Takahashi is a magician. He can cast a spell on an integer sequence $(a_1,a_2,...,a_M)$ with $M$ terms, to turn it into another sequence $(s_1,s_2,...,s_M)$, where $s_i$ is the sum of the first $i$ terms in the original sequence.

One day, he received $N$ integer sequences, each with $M$ terms, and named those sequences $A_1,A_2,...,A_N$. He will try to cast the spell on those sequences so that $A_1 < A_2 < ... < A_N$ will hold, where sequences are compared lexicographically. Let the action of casting the spell on a selected sequence be one cast of the spell.
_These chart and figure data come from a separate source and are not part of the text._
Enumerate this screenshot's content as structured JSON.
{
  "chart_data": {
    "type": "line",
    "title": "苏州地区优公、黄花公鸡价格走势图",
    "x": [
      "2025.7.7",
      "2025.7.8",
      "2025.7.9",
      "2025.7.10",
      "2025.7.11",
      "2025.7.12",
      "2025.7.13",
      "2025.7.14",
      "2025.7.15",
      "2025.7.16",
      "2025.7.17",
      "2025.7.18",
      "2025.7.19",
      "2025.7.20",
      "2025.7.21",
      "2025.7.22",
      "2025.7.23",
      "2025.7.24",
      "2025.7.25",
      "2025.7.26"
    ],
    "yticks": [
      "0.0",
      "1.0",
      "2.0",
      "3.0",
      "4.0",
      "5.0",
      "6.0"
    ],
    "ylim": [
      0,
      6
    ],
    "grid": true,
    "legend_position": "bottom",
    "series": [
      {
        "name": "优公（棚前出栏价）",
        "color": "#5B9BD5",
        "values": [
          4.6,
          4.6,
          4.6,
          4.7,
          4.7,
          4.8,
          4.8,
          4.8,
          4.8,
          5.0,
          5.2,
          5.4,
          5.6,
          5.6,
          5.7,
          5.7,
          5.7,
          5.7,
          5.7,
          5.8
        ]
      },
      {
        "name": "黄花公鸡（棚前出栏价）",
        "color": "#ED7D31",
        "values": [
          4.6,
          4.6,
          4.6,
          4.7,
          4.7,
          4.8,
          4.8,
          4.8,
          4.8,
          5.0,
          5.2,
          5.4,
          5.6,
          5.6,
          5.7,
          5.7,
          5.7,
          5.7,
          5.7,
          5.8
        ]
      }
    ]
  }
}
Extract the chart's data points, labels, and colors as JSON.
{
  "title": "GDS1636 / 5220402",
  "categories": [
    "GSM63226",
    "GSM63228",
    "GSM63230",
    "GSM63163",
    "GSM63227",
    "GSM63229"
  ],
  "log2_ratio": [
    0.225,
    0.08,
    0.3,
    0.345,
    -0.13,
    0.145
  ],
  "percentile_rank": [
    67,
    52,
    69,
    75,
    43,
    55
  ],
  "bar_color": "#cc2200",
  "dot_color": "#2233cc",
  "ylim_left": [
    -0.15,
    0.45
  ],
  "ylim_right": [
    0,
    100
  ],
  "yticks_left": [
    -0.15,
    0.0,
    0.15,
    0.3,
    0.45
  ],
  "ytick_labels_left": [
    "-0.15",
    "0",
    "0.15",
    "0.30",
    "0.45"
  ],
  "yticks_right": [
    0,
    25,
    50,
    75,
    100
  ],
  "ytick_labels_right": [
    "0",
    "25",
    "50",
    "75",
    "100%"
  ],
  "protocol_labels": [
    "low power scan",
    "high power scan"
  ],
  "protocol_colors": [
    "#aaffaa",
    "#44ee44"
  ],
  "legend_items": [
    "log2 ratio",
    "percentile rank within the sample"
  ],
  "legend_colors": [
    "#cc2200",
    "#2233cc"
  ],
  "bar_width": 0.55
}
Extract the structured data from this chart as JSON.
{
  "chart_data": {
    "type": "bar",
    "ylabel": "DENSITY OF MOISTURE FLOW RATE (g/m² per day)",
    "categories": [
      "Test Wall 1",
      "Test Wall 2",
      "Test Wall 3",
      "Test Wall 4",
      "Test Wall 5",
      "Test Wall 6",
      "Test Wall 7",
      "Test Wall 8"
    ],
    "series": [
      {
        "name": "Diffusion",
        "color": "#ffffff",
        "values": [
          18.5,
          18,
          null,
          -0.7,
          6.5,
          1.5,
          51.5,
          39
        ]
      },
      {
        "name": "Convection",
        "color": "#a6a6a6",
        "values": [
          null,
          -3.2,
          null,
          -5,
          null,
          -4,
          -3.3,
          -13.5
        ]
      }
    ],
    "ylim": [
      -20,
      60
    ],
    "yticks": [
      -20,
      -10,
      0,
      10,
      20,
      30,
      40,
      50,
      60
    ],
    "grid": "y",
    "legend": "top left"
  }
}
Find the minimum number of casts of the spell he needs to perform in order to achieve his objective.

Here, for two sequences $a = (a_1,a_2,...,a_M), b = (b_1,b_2,...,b_M)$ with $M$ terms each, $a < b$ holds lexicographically if and only if there exists $i (1 \leq i \leq M)$ such that $a_j = b_j (1 \leq j < i)$ and $a_i < b_i$.

Constraints

• $1 \leq N \leq 10^3$
• $1 \leq M \leq 10^3$
• Let the $j$-th term in $A_i$ be $A_{(i,j)}$, then $1 \leq A_{(i,j)} \leq 10^9$.

Partial Scores

• In the test set worth $200$ points, Takahashi can achieve his objective by at most $10^4$ casts of the spell, while keeping the values of all terms at most $10^9$.
• In the test set worth another $800$ points, $A_{(i,j)} \leq 80$.

Input

The input is given from Standard Input in the following format:

$N$ $M$

$A_{(1,1)}$ $A_{(1,2)}$ … $A_{(1,M)}$

$A_{(2,1)}$ $A_{(2,2)}$ … $A_{(2,M)}$

:

$A_{(N,1)}$ $A_{(N,2)}$ … $A_{(N,M)}$

Output

Print the minimum number of casts of the spell Takahashi needs to perform. If he cannot achieve his objective, print -1 instead.

3 3
2 3 1
2 1 2
2 6 3

1

Takahashi can achieve his objective by casting the spell on $A_2$ once to turn it into $(2 , 3 , 5)$.

3 3
3 2 10
10 5 4
9 1 9

-1

In this case, Takahashi cannot achieve his objective by casting the spell any number of times.

5 5
2 6 5 6 9
2 6 4 9 10
2 6 8 6 7
2 1 7 3 8
2 1 4 8 3

11